For the purpose of remembering the clinical manifestations of upper motor neuron lesion (UMNL) and lower motor neuron lesion (LMNL), a mnemonic has already been devised and discussed here.
Now, it’s time to understand the anatomical and physiological basis of these manifestations.
Upper Motor Neuron Lesion (UMNL) Syndrome
1. Spinal shock: Hypotonia and loss of all reflexes on contra-lateral side
- Gamma-motor neurons by stretching muscle spindle bodies, activate alpha-motor neurons leading to extrafusal muscle contraction.
- In upper motor neuron lesion, supraspinal excitatory input to gamma-neurons is lost.
2. Relative sparing of trunk muscles:
- Trunk muscles are bilaterally innervated by anterior corticospinal tract, so that a lesion of one side of the tract has minimal/imperceptible manifestations.
- Distal muscles, fingers, toes, fine articulations and flexors more than extensors are handled by lateral corticospinal tract and affected more.
1. Babinski sign:
- It is a primitive response present normally in newborns.
- The extensor response is modified to flexor response by developing corticospinal tract.
- Upper motor neuron lesion results in reappearance of primitive extensor response.
- Spasticity is increased muscle tone, hyperactive stretch reflexes and clonus.
- Due to removal of inhibitory influences exerted by cortex on postural centers of vestibular nuclei and reticular formation.
- The mechanism has already been discussed in detail in Clonus.
3. Hyporeflexia of superficial reflexes:
- Superficial reflexes are absent in infants and appear after about 6 months to 1 year.
- Their appearance may depend upon the myelination of the corticospinal tract.
- Hence, in upper motor neuron lesion, superficial reflexes may be lost.
- It may even be absent in normal individuals, hence, correlation with other corticospinal signs is necessary. 1
4. Contralateral or Ipsilateral Involvement:
- Pyramidal decussation occurs at the level of medulla-spinal cord junction.
- Lesion above pyramidal decussation leads to contralateral signs.
- Lesion below pyramidal decussation leads to ipsilateral signs.
5. Involvement below the lesion:
- Damage of UMN below the level of lesion.
6. Decorticate posture:
- Occurs in UMNL above the red nucleus – hence, rubrospinal tract still working.
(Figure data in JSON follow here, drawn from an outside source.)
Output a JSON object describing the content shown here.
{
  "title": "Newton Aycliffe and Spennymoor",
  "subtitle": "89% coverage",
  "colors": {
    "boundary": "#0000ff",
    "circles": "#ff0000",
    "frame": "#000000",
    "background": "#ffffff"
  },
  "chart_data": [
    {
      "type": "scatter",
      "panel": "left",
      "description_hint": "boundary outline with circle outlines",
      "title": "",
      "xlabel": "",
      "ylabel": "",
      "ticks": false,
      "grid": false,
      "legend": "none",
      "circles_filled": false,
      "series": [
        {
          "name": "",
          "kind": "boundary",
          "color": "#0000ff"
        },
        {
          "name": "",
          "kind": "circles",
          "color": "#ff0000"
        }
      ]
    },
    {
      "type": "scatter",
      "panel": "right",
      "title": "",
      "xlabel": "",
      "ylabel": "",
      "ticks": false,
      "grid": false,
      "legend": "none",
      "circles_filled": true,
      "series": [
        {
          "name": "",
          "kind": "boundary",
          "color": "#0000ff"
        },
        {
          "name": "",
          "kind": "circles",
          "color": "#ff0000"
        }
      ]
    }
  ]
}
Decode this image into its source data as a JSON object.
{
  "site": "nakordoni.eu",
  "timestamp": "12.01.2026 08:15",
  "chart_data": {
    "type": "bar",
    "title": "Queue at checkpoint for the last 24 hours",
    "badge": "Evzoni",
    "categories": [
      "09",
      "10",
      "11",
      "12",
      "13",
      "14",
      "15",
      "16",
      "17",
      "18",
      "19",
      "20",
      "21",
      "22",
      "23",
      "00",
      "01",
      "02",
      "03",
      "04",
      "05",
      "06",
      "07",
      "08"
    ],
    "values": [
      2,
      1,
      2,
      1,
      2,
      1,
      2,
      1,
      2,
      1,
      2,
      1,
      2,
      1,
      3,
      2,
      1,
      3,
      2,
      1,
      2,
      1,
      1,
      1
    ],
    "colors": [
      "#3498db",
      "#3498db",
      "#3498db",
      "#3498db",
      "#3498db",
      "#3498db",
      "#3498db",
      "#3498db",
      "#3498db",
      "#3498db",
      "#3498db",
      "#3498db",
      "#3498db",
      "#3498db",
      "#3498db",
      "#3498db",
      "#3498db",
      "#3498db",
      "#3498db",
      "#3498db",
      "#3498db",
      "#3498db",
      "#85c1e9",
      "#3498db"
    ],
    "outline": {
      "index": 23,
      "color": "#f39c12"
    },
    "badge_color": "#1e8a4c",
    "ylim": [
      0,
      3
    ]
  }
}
- This leads to release of cortical inhibition of the rubro-, reticulo-, and vestibulospinal tracts. In this circumstance, the action of rubrospinal tract supercedes that of the reticulo- and vestibulospinal tracts, which results in arm flexion at the elbows and lower extremity extension, so-called decorticate posturing.
Rubro-spinal tract regulate flexor tone in upper limb.
Reticulo- and vestibulo-spinal tracts regulate extensor tone in the neck and both the upper and lower limbs.
7. Decerebrate posture:
- Occurs in UMNL below the red nucleus – hence, rubrospinal tract not working.
- This releases inhibition of the reticulo- and vestibulospinal tracts, which results in extension of the neck and all four limbs, so-called decerebrate posturing.